When I tell people that it is not possible to manage the affairs of a missing person, most of them think that that is an incredible situation. Why is that? I think that they feel that way because in similar situations—for example, if a loved one passes away, or if someone has dementia or mental incapacity—other legislation can help, but that is not true for a missing person. For months or years, it is not possible to deal with the mortgage company, the landlord, utility companies, insurance companies and so on, because they simply cannot speak to anyone about the missing person’s affairs. That costs money for the missing person’s estate and, more critically, their dependants. Quite often, the missing person will have dependants, who need to be looked after.
I am grateful for the great support from across the House for the Bill, and I am grateful to the Government for their support. I thank our excellent Ministers and the organisation Missing People. I am grateful to my hon. Friends who are in the House today and to my hon. Friends the Members for York Outer (Julian Sturdy) and for Selby and Ainsty (Nigel Adams) who worked so hard on the legislation before I did. It is very much a team effort. I was in the right place at the right time when it came to taking the legislation forward, and it is a great pleasure to do so.
I have one important thing to add. This is a simple piece of legislation, and it will fill the gap in the existing law. As a testament and tribute to Mr and Mr Lawrence and their endeavours—their hard work and commitment to championing the cause of guardianship, their eternal hope, their endless fight for answers and justice and their commitment to helping others in similar circumstances—I hope that this Bill, if enacted, will always be known as Claudia’s law.
I congratulate the hon. Member for Thirsk and Malton (Kevin Hollinrake) on the work that he has done to bring the Bill before the House. I would like to say a great deal about it, but I will not; I will be quick. The Labour party supports the Bill, which, happily, has resounding cross-party support. It deals with a gap in the law that needs to be addressed. I understand that the charity Missing Persons has been influential in the creation of the Bill and supports it in its current form.

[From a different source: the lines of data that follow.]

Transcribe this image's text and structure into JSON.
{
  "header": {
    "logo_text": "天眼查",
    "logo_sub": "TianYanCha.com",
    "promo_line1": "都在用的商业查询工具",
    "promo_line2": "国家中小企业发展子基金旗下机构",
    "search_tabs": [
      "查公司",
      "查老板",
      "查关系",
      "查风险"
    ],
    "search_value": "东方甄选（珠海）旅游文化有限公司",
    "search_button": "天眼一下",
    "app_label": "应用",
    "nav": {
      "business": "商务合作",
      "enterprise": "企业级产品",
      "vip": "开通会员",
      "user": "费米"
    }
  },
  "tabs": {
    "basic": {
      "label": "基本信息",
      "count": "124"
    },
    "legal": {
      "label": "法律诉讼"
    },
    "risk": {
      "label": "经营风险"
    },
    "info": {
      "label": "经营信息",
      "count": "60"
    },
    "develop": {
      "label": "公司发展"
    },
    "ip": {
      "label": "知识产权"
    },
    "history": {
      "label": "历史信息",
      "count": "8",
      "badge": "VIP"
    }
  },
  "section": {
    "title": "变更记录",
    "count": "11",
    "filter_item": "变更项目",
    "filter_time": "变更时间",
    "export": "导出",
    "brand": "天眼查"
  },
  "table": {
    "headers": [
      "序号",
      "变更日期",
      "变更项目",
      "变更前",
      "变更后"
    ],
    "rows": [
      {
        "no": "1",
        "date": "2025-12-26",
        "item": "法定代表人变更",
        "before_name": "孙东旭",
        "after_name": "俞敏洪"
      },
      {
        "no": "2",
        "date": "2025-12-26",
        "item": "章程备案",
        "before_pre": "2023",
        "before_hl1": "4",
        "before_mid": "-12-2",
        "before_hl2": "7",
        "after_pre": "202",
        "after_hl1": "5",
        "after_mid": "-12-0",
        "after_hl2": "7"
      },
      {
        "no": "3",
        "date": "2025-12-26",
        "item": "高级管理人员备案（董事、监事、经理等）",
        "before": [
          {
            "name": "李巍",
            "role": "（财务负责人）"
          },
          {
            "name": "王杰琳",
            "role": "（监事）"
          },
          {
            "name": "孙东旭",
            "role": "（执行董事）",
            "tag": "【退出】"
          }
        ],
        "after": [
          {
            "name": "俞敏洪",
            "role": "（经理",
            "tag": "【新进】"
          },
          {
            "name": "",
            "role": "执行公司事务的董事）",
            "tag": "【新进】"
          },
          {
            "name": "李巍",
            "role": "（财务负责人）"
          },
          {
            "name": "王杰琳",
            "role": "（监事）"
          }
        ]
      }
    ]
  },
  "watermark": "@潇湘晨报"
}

As hon. Members know, as things stand in England and Wales, there is no mechanism for protecting the property and affairs of a missing person, and the Bill will change that. The hon. Member for Thirsk and Malton has said that some 2,500 people could benefit from such a law. Courts will be empowered to appoint a guardian to manage the property and affairs of missing persons and to act on their behalf. Unfortunately, the delay in filling this gap in the law has been too lengthy, and there has been consistent and long-standing cross-party support for the proposed legislation.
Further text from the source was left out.